Alarming report says Earth’s surface is getting brighter, leaving people in big cities with very little to see in the skies at night
POTSDAM, Germany — Stars in the night sky are vanishing due to light pollution, according to stargazers around the world. These citizen scientists say Earth’s surface is rapidly getting brighter, eroding star visibility. For those living in major cities like New York, it can be nearly impossible to see the countless stars which cover the sky each night.
The findings are based on observations from citizen astronomers worldwide over the past 12 years. They reveal a worrisome trend – most people on earth can no longer see the shimmering Milky Way without a telescope. In big cities, people are lucky to even glimpse the Big Dipper now.
Study authors from the GFZ German Research Centre for Geosciences say the change in visibility is equivalent to around a 10-percent annual increase in luminosity — faster than satellites have previously indicated. The growth of light pollution is occurring despite policies which cut down on streetlamps, billboards, neon signs, and car headlights usage.
To put this problem in perspective, lead author Dr. Christopher Kyba says estimates that a child born in an area where 250 stars were visible would likely see fewer than 100 in the same location 18 years later.
“In many inhabited places on Earth, the night sky never fully grows dark. It instead glows with an artificial twilight caused by the scatter of anthropogenic light in the atmosphere,” researchers write in a media release.
Known as skyglow, the phenomenon is responsible for the visible brightening of the night sky and the erosion of our ability to see stars. Its ubiquity and luminance has increased exponentially over much of the last century.

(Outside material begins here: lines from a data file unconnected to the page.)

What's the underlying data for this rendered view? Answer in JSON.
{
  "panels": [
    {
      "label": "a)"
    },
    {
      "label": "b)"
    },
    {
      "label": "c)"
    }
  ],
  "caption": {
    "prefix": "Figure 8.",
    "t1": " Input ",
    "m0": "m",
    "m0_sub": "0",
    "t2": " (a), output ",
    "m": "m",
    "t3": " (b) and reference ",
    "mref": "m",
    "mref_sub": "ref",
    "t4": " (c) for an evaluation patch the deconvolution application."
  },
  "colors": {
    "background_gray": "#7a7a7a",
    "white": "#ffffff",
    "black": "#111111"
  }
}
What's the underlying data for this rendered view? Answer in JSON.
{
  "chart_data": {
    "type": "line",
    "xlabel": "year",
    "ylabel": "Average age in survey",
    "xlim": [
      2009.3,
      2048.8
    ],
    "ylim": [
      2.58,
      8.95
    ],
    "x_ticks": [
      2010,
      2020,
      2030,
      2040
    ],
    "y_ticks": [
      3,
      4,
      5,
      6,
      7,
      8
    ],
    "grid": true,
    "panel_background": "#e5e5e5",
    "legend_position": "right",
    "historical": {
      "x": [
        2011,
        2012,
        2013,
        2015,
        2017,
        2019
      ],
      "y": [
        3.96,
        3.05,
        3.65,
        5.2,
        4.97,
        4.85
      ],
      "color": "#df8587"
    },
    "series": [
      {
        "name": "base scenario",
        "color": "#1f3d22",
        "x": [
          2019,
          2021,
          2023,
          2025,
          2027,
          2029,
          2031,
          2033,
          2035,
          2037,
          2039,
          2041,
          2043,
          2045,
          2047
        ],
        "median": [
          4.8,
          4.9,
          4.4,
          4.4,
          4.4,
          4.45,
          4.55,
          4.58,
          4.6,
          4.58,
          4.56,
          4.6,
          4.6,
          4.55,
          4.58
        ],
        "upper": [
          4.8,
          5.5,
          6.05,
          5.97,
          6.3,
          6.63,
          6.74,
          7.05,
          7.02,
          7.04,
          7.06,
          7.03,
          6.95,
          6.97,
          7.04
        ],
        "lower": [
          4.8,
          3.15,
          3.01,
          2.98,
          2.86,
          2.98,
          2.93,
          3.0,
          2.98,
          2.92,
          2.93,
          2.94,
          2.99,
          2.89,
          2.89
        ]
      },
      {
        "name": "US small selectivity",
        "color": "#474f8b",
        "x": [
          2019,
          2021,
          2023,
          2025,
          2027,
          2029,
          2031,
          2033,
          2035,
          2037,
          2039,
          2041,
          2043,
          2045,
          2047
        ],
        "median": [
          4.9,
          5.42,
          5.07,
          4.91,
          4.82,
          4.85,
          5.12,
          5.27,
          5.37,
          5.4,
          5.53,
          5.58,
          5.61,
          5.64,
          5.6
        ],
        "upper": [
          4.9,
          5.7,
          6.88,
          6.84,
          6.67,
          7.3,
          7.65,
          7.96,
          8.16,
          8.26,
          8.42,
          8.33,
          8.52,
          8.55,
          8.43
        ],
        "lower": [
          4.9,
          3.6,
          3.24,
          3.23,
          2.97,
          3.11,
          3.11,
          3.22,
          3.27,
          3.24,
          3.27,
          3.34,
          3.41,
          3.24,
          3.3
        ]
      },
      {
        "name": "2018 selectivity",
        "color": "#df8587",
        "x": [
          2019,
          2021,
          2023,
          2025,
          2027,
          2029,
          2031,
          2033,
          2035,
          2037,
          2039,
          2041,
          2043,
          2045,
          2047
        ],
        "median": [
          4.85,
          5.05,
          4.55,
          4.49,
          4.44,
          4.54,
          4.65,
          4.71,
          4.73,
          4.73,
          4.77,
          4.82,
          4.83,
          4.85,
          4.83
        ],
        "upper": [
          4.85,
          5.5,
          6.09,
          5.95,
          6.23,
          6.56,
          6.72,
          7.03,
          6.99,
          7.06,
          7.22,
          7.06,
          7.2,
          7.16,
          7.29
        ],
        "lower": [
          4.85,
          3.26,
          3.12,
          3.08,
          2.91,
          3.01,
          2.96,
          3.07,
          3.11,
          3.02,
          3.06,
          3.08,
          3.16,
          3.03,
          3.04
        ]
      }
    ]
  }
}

Light pollution can also be a health problem
Satellites that can measure global skyglow are limited in resolution and sensitivity. They are often blind to the wavelengths produced by modern LED lights that have come to dominate technology over the past decade. So, the international team evaluated 51,351 citizen scientist observations of naked-eye stellar visibility from 2011 through 2022.
They asked participants worldwide to compare star maps at different levels of light pollution to what they could see with their own eyes through the online platform Globe at Night. The study in the journal Science found the night sky has increased in brightness from artificial light by roughly seven to 10 percent per year.
“The contributions of individual people work together as if they were a global sensor network, making new science possible,” says Kyba in a statement.
Estimates show that the Milky Way galaxy is no longer fully visible to one-third of humanity — including 60 percent of Europeans and 80 percent of Americans. Scientists have found excessive artificial lighting at night can have a number of adverse consequences. It disrupts our sleep, messes with wildlife, and is a big waste of energy.
“Skyglow affects both diurnal and nocturnal animals and also destroys an important part of our cultural heritage,” says Constance Walker, co-author of the study and head of the Globe at Night project.
“Perhaps the most important message that the scientific community should glean from the Kyba et al. study is that light pollution is increasing, notwithstanding the countermeasures purportedly put into operation to limit it,” says Fabio Falchi and Salvador Bará in a related release. “Awareness must greatly increase for artificial light at night to be perceived not as an always-positive thing, but as the pollutant it really is.”